Instincts are amazing. There's very little this bug could ever do to me--even when totally free--but something about it...its long sweeping antennae, thorny legs, sickening brownish-gold exoskeleton, and mad scurrying, pushes every skittish button in my body.
I dug out an old plastic fish container I used to use for keeping spiders (yes, that's right, I've happily kept spiders as pets--my favorites are black widows in fact--but can't stomach thoughts of a cockroach in my house) and laid it against an inside edge of the box. Willfully putting my hand so close to the frantic cockroach was not easy, but eventually I managed to herd it into the plastic container, quickly tip the vessel up on its base, and slap a lid over the top to seal in the captive once and for all.
Say CHEESE!!
With my bathroom buddy all sealed up I breathed a sigh of relief and went to get the only real measuring device I currently own--a clear pink plastic protractor. I wanted to measure this thing so I could bolster my superlative-laced story with a bit of objectivity. Not counting its antennae (which more than double its length) it measured an inch and 1/2...not quite the 3 inch tropical horrors you hear about in traveler's worst vacation stories, but plenty big for me.

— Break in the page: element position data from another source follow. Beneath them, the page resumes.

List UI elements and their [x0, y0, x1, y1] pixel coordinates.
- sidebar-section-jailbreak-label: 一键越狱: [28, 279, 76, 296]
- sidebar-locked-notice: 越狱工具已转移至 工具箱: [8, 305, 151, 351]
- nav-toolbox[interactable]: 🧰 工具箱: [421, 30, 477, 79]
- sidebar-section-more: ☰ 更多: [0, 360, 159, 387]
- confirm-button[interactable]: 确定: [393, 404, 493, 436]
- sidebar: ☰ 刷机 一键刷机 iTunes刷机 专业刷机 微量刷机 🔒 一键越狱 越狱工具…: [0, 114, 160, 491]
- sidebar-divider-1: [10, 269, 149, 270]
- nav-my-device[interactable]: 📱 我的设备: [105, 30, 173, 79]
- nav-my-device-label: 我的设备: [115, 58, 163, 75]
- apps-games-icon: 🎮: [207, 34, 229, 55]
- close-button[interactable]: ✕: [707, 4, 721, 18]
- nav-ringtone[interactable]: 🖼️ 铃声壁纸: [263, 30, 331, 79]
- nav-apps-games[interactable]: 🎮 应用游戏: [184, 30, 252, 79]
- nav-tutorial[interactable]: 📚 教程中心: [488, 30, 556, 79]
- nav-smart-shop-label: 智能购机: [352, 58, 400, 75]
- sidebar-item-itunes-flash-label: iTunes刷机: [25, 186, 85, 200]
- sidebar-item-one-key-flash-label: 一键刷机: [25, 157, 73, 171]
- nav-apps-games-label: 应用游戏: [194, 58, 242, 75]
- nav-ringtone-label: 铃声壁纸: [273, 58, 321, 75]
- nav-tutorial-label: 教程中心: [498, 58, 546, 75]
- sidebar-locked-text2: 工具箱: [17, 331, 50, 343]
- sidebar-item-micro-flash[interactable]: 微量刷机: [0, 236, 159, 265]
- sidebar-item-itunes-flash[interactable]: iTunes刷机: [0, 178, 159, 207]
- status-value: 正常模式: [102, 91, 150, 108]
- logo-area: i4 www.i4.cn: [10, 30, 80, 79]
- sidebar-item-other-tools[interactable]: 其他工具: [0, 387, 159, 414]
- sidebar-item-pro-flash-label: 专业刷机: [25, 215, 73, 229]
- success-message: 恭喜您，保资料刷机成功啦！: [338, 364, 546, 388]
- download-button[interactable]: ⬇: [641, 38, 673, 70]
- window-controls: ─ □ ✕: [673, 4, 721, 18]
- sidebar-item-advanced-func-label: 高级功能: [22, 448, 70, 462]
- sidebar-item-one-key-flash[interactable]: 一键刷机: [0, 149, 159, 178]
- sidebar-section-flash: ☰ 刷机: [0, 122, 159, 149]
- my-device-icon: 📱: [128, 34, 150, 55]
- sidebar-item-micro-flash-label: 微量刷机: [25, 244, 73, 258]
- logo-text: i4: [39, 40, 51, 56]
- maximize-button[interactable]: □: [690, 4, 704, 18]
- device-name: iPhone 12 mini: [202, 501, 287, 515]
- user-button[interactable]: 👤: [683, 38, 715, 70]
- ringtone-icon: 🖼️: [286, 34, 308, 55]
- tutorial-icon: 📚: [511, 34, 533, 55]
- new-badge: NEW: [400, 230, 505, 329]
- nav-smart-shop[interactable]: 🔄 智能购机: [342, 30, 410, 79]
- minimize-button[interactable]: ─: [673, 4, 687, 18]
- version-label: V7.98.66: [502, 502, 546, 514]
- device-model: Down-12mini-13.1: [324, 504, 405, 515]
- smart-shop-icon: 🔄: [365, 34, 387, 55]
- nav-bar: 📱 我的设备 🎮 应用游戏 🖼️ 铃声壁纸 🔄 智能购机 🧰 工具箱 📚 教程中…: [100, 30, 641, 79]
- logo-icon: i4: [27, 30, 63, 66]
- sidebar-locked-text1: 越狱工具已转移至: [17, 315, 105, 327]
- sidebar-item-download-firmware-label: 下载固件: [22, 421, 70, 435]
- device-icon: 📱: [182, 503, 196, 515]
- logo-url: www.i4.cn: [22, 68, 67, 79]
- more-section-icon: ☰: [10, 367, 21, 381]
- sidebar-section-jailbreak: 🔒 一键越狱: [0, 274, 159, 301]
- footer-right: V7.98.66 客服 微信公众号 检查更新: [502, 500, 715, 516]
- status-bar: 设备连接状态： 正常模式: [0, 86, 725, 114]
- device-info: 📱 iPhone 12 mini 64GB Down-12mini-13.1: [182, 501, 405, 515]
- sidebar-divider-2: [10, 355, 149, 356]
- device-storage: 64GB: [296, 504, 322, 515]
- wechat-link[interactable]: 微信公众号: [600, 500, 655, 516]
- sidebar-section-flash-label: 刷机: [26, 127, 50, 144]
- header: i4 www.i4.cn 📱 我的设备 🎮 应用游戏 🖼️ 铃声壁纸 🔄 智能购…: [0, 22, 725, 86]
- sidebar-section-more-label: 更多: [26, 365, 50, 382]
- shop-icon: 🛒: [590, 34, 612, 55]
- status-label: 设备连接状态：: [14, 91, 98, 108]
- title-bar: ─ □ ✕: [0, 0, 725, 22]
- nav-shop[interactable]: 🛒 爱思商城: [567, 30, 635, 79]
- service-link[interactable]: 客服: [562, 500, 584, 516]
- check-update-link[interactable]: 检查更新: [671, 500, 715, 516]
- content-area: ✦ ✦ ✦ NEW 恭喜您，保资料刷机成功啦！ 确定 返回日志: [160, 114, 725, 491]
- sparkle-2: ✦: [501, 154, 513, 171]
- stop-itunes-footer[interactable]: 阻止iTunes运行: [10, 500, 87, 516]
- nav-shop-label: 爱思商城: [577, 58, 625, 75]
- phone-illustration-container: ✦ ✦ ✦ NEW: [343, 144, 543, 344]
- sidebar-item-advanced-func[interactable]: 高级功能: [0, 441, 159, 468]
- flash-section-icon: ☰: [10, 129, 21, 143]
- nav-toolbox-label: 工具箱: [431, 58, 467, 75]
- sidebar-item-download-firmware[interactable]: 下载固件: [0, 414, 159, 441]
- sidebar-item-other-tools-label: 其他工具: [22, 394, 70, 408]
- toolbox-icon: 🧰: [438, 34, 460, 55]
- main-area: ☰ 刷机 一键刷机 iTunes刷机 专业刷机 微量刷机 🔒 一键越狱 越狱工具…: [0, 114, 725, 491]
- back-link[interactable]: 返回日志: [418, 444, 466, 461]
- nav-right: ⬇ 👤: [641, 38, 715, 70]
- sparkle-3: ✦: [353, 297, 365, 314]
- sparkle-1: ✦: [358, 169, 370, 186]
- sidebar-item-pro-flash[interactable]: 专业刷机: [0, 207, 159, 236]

So now what? Should I try to keep this thing as a pet? The Madagascar Hissing Cockroach is actually a surprisingly popular pet with some people. However, on Wikipedia it says that roaches leave pheromone trails that tell others where to find food and where they are hiding. If I keep a caged cockroach on my dresser will others swarm in thinking dinner must be close by? Just thinking about it makes me nervous. I can't squish it. I am really bad at killing things of any kind--even creepy things--and it makes me especially nauseous if they pop and get goo all over the place. When I encountered the first little cockroach in my apartment here I swatted it with a shoe out of desperation and it splattered all over--I don't even want to consider the kind of mess this big guy would make. And if I let it go--even far away from my house--it'll just go out and make more of itself (as I'm sure its done already...sigh), and start a big infestation somewhere. Cockroaches are legendary survivors too. They have been observed to revive after being totally submerged for more than a half an hour so if I were to flush it down the toilet, it might still find its way back up out of the pipes.
I have to admit to being slightly curious. Maybe I'll keep him for a while and see what happens. I hear they eat pretty much anything so feeding will be no trouble. If, however, I wake up one morning to find a couple of his friends hanging out by the cage...it's OVER!!
EEEEEK!!!!! I am reminded or the incident in Texas when a roach was crawling up the wall during dinner. You shreaked "COCKROACH" and Shannon, calm as could be, slapped it with her hand and went on eating her dinner. I'm really proud of your composure in this instance!